A new Apple ad featuring two of America’s biggest entertainers dropping stereotypically geeky “gamer” lingo is the electronics giant’s first major attempt at attracting gamers to their mobile devices.

The thirty-second commercial, designed to tout the new iPhone’s processing capabilities for mobile gaming, finds Tonight Show host Jimmy Fallon remarking that the iPhone’s A8 chip “brings gaming to the next level — I mean, if you’re into that kind of thing.” Friend and collaborator Justin Timberlake joins in on the fun, launching into a hard-fought session of new Super Evil Megacorp multiplayer offering Vainglory that sees Fallon demanding the Suit & Tie singer “stop playing like a noob”.

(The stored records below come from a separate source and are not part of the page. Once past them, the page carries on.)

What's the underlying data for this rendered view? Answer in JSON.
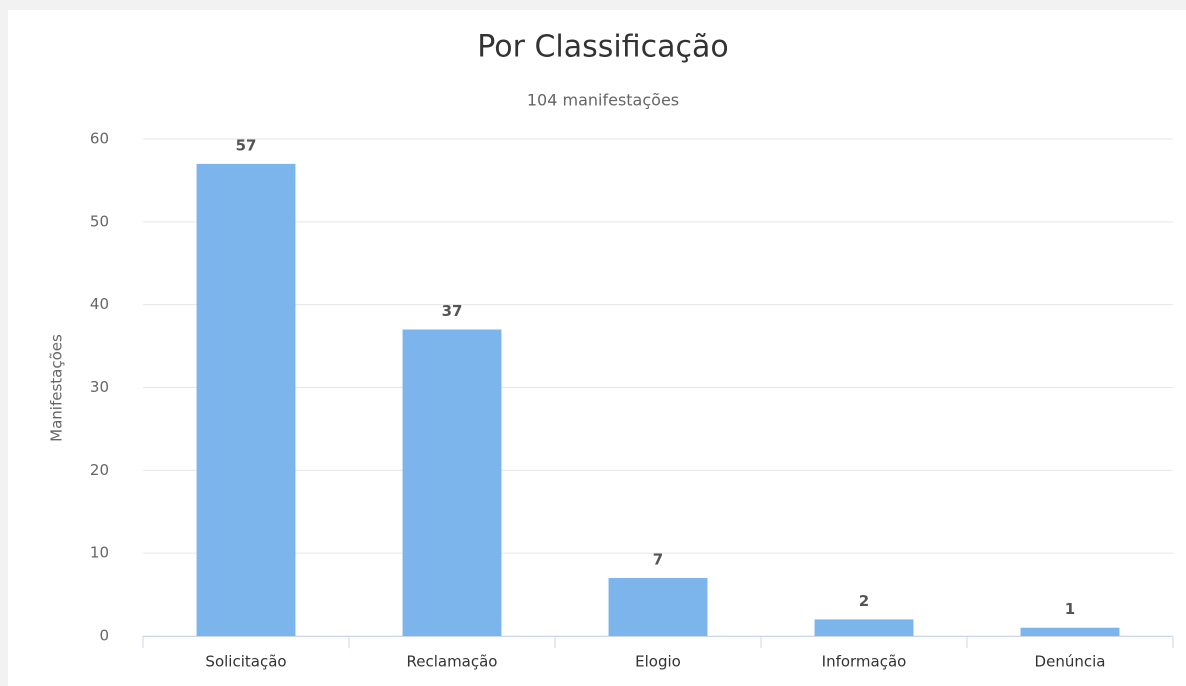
{
  "chart_data": {
    "type": "bar",
    "title": "Por Classificação",
    "subtitle": "104 manifestações",
    "y_label": "Manifestações",
    "categories": [
      "Solicitação",
      "Reclamação",
      "Elogio",
      "Informação",
      "Denúncia"
    ],
    "values": [
      57,
      37,
      7,
      2,
      1
    ],
    "color": "#7cb5ec",
    "ylim": [
      0,
      60
    ],
    "yticks": [
      0,
      10,
      20,
      30,
      40,
      50,
      60
    ],
    "grid": true,
    "data_labels": true
  }
}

For Super Evil Megacorp’s part, they’ve made no bones about their desire to keep the mobile gaming revolution going; Vainglory, a self-described “unapologetically core” title, has its sights set on “core” gamers committed to console and PC offerings.

It would be easy to dismiss this an ill-advised attempt by a business to connect with younger audiences, were it not for Apple’s long and storied history of tongue-in-cheek and subversive advertising. This is, after all, the company that brought you 1984, Think Different, the Burn Baby Burn campaign, and Ellen Feiss’ Switch ad, just to name a few examples.

Regardless, it seems as if many have taken the ad to heart and reacted accordingly, as the spot has been upvoted by 95 percent of Redditors on sub-Reddit /r/fellowkids, a message board for poking fun at corporate attempts to connect with younger consumers. One Redditor, in his own words, “cringed [him]self into a black hole that destroyed the Earth.” The reaction on YouTube is markedly better, however.

Apple stands at a serious crossroads in the mobile market, as their long-held supremacy for tablets and smartphones is facing its greatest challenge to date from Android-aligned manufacturers led by Google. If Vainglory can replicate even a portion of chief inspiration League of Legendsrecord-busting revenues, Apple will have plenty to be thankful for this holiday season.